Before starting her studio in 2010, Britton graduated from Loughborough University with a degree in Printed Textile Design. This then led her to work directly within the glass industry before an Enterprise Grant allowed her to start her own home-based Nottingham studio from which she creates all of her pieces. The designers distinctive floral designs and vibrant, often bright colour palettes have become somewhat of a trademark for Britton whose inspiration comes from the patterns of nature within British suburbia. From glimpses of brightly coloured plants seen on an every day basis to a colour palate that can be inspired from a wide variety of sources whether it be the colour of a front door or the colour of a retro car. Britton is inspired by what she calls ‘a typically British quirkiness’ and it is indeed this quintessential British quirk that is something that is abundantly clear throughout the designers work.
Britton’s debut collection was her ‘Up the Garden Path’ range, a collection of splash backs with the designers signature bold floral’s which featured Poppies, Sweet Peas, Hydrangeas and Foxgloves. The vibrant collection epitomises Britton’s creative aesthetic with brightly coloured backgrounds mingling with large floral patterns, which are painstakingly hand painted by Britton before being manufactured using toughened glass. The bold statement pieces redefine what we may think when we consider the ordinarily block coloured, fairly standard kitchen or bathroom splash backs that already exist and Britton’s work allows a literal splash of colour with a panel that is still ultimately a functional piece.
Another of Britton’s notable ranges is her ‘Maple’ collection; a collection that uses a much more muted colour palate than she usually works with. The collection is the perfect correlation between the traditional and the modern, with patterns inspired by traditional Nottingham lace alongside patterns from vintage china, the much more geometric, repeated patterns create a contemporary look while still being firmly rooted in all things vintage. Britton’s trademark hand painted floral’s have not entirely disappeared from the collection, but in this case, more brightly coloured flowers are contrasted with the more neutral coloured backgrounds which creates an almost pressed flower effect, which again adds to the vintage aesthetic of the panels.
The designer does not exclusively work with splash backs however and has collaborated with Nottingham based furniture designer Jack Mathieson on a small collection of variously sized tables. The collection combines polished Birch plywood which forms the frame with glass table tops designed by Britton which are inspired again by patterns found in traditional Nottingham lace. There is an interesting contrast created by the delicate frosted patterns that permeate the clear glass table tops and the more natural texture of the wooden frame that is visible beneath.

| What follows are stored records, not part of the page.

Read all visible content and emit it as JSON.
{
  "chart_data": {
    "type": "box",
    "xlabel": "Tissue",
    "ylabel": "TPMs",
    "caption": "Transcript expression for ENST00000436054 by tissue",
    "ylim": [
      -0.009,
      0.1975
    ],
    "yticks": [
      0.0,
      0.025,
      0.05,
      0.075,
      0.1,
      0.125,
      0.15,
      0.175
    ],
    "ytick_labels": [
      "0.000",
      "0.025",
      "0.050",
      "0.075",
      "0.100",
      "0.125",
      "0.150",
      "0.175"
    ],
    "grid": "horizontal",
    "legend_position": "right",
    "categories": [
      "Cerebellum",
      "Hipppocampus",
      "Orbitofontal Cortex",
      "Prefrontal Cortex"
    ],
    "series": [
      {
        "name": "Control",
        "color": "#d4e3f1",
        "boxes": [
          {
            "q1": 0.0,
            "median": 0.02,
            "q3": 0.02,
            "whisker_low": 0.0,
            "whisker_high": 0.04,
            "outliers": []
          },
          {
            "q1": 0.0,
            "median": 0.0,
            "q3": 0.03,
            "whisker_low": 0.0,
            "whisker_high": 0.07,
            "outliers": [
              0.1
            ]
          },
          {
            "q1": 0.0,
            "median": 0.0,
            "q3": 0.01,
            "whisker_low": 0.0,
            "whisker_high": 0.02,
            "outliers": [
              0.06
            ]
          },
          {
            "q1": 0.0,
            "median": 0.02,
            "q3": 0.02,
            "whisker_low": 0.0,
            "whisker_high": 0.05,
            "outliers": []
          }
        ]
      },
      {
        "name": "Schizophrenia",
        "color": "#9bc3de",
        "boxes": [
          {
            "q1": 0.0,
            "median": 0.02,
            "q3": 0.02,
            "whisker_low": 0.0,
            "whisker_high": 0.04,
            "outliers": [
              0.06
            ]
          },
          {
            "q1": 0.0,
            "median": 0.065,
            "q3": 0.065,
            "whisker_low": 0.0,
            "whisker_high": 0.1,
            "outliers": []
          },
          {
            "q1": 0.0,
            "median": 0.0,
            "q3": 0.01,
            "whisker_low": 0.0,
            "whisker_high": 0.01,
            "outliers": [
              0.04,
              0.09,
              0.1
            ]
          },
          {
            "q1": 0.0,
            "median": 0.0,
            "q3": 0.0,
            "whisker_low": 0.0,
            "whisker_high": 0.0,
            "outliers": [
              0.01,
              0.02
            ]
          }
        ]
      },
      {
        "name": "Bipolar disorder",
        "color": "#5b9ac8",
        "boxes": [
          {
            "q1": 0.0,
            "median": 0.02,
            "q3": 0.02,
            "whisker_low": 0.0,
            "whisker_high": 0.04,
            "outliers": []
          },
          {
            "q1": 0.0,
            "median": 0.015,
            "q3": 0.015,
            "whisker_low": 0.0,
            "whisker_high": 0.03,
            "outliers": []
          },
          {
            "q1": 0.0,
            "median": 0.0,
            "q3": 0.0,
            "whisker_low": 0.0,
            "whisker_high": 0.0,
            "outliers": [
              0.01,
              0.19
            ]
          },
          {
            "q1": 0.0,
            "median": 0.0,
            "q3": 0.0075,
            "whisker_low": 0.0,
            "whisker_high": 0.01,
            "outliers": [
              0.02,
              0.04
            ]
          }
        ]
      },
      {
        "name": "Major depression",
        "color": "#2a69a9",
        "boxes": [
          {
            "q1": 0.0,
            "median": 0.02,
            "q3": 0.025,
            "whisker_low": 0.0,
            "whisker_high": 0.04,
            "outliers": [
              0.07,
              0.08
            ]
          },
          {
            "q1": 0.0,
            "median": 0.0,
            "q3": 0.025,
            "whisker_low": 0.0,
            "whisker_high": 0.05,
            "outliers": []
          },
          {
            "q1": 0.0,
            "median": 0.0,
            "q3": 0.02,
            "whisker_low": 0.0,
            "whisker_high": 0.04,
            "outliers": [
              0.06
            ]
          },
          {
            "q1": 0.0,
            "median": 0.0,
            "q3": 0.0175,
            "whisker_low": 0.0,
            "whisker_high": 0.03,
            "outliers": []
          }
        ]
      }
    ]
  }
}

The tables which vary from coffee tables to a console table, which has a top that is shaped like four petals showcases the sheer skill and craftsmanship of the two designers whose very different aesthetics work in harmony with each other.
Emma Britton has most recently exhibited her work at the 100% Design Show in London in mid-September and continues to design from her studio in Nottingham from which she creates not only her own designs but bespoke commission work for clients.